In today’s world, few people make their own bread. Yeast, or Leaven, is not a metaphor that speaks to us. What does speak to us, and has the same corruptive or subversive influence, is a computer virus. Based on the concept of viral disease, a computer virus is insidious, uncurable, and unexpected. The metaphor has expanded to include ideas – usually negative – “gone viral” through YouTube, Facebook, the 24/7 “blogosphere,” and bazillions of forwarded emails.
Applying the concept of virus to Christian evangelism is at once exciting and horrifying. Our minds immediately jump to the real question: Which side will win? Interestingly, Luke follows these musings on what the realm of God is like with the same conundrum (included in t he RCL). “And someone asked him, ‘Sir, is it true that only a few are going to be saved?’” Luke maintains that “there will be weeping and grinding teeth out there when you see Abraham and Isaac and Jacob and all the prophets in God’s domain and yourselves thrown out . . .”

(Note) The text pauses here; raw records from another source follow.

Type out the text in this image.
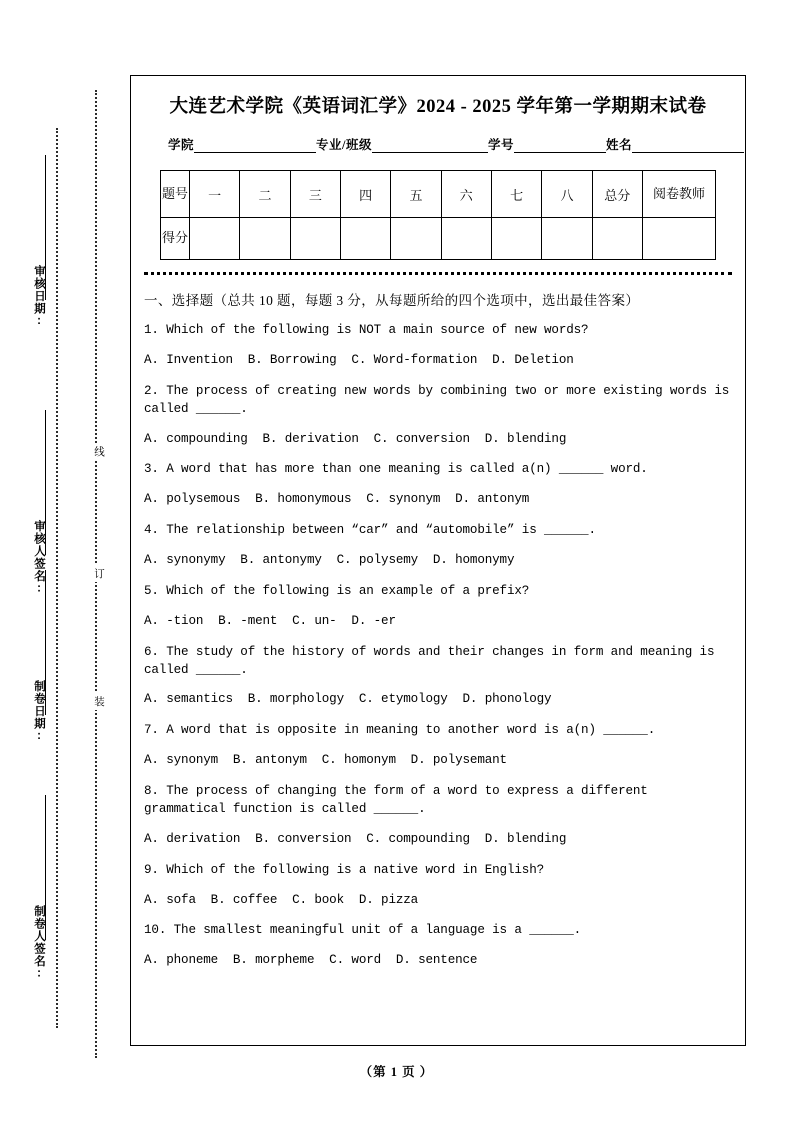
审核日期:
审核人签名:
制卷日期:
制卷人签名:
线
订
装
大连艺术学院《英语词汇学》2024 - 2025 学年第一学期期末试卷
学院	专业/班级	学号	姓名
题号	一	二	三	四	五	六	七	八	总分	阅卷教师
得分										
一、选择题（总共 10 题，每题 3 分，从每题所给的四个选项中，选出最佳答案）
1. Which of the following is NOT a main source of new words?
A. Invention  B. Borrowing  C. Word-formation  D. Deletion
2. The process of creating new words by combining two or more existing words is called ______.
A. compounding  B. derivation  C. conversion  D. blending
3. A word that has more than one meaning is called a(n) ______ word.
A. polysemous  B. homonymous  C. synonym  D. antonym
4. The relationship between “car” and “automobile” is ______.
A. synonymy  B. antonymy  C. polysemy  D. homonymy
5. Which of the following is an example of a prefix?
A. -tion  B. -ment  C. un-  D. -er
6. The study of the history of words and their changes in form and meaning is called ______.
A. semantics  B. morphology  C. etymology  D. phonology
7. A word that is opposite in meaning to another word is a(n) ______.
A. synonym  B. antonym  C. homonym  D. polysemant
8. The process of changing the form of a word to express a different grammatical function is called ______.
A. derivation  B. conversion  C. compounding  D. blending
9. Which of the following is a native word in English?
A. sofa  B. coffee  C. book  D. pizza
10. The smallest meaningful unit of a language is a ______.
A. phoneme  B. morpheme  C. word  D. sentence
（第 1 页 ）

But that’s not what Jesus said at all. Jesus said, “[God’s rule] is like leaven which a woman took and concealed in fifty pounds of flour until it was all leavened.” There’s no separating out parts of the flour that were not transformed by the leavening power of God’s rule. Here’s where the viral metaphor is perhaps not strong enough. Viruses can be quarantined; messages can be countered and overwhelmed with conflicting information, as was graphically demonstrated in the recent U.S. election cycle. What is needed is not a virus, but a Disc Operating System.

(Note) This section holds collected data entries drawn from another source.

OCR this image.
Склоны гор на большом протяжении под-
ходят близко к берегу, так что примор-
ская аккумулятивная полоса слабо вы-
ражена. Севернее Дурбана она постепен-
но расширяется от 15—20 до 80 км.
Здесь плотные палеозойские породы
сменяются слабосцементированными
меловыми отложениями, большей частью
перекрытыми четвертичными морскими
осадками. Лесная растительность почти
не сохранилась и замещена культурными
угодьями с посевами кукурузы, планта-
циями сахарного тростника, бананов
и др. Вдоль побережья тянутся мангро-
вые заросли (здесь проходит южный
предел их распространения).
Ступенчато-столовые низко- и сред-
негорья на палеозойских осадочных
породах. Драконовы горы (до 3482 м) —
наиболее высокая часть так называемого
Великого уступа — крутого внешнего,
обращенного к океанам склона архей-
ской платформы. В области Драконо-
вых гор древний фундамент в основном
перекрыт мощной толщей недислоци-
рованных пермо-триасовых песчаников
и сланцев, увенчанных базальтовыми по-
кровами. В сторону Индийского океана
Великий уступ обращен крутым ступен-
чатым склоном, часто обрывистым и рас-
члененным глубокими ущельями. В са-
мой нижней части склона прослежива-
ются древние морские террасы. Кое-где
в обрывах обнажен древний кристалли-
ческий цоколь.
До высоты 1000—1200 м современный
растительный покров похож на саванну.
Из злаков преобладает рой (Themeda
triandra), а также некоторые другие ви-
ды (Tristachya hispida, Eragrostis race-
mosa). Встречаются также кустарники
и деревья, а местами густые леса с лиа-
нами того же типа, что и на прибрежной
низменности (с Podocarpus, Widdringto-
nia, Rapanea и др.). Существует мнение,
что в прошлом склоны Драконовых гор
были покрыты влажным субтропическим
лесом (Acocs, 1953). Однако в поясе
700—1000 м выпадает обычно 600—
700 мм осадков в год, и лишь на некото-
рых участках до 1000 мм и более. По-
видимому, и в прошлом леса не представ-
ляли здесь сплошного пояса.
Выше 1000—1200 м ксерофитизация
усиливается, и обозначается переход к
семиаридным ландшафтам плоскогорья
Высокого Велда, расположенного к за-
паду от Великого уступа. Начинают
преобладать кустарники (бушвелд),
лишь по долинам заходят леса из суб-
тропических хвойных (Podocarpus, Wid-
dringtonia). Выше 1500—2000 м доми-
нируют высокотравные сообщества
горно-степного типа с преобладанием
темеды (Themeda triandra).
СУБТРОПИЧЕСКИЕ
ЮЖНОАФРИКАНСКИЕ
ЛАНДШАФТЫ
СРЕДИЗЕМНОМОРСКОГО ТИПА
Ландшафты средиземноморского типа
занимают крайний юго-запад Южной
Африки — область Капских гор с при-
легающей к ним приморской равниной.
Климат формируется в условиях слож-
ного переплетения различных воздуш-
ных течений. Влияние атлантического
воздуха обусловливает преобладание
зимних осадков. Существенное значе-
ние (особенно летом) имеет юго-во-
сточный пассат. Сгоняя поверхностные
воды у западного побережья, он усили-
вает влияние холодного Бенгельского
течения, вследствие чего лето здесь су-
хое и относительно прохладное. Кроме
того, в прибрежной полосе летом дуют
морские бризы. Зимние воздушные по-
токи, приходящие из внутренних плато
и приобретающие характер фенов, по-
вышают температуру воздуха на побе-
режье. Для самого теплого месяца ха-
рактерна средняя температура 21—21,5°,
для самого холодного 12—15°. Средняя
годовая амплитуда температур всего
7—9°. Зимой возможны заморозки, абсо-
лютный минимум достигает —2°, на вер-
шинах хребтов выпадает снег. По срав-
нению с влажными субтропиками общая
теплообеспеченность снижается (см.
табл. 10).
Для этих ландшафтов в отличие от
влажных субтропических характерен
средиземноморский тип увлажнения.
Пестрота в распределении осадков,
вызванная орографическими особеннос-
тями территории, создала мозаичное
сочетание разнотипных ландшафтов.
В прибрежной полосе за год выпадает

But isn’t “virus” the descripion of the struggle? We can choose to live in Covenant, or we can choose to live in Empire. Both pathways are equally capable of subverting one another. That is the genius of Jesus’ original saying. Luke makes a fair attempt at clarifying which side the followers of Jesus must be on. In 13:29-30, Luke says, “And people will come from east and west, from north and south, and dine in God’s domain. And remember, those who will be first are last, and those will be last are first” (emphasis mine).
In a post-modern, 21st Century world, corporations and the rule of markets have replaced governments and the rule of law. Perhaps this means that individual persons have more personal responsibility for counter-cultural decisions about how we live our lives because the traditional oppressive “empires” no longer really exist. Still, whether we live in a 1st Century world occupied by Roman legions, or a 21st Century world controlled by corporate profits, the guiding principle is the same. Once the leaven is in the flour, there is no stopping the transformation. Once the virus is activated, it can infect the entire system. The decision to live in Covenant is like the yeast hidden in the flour, or like the worm deposited in the computer registry. Eventually, distributive justice-compassion can hold sway. All it takes is a willingness to radically abandon our own self-interest.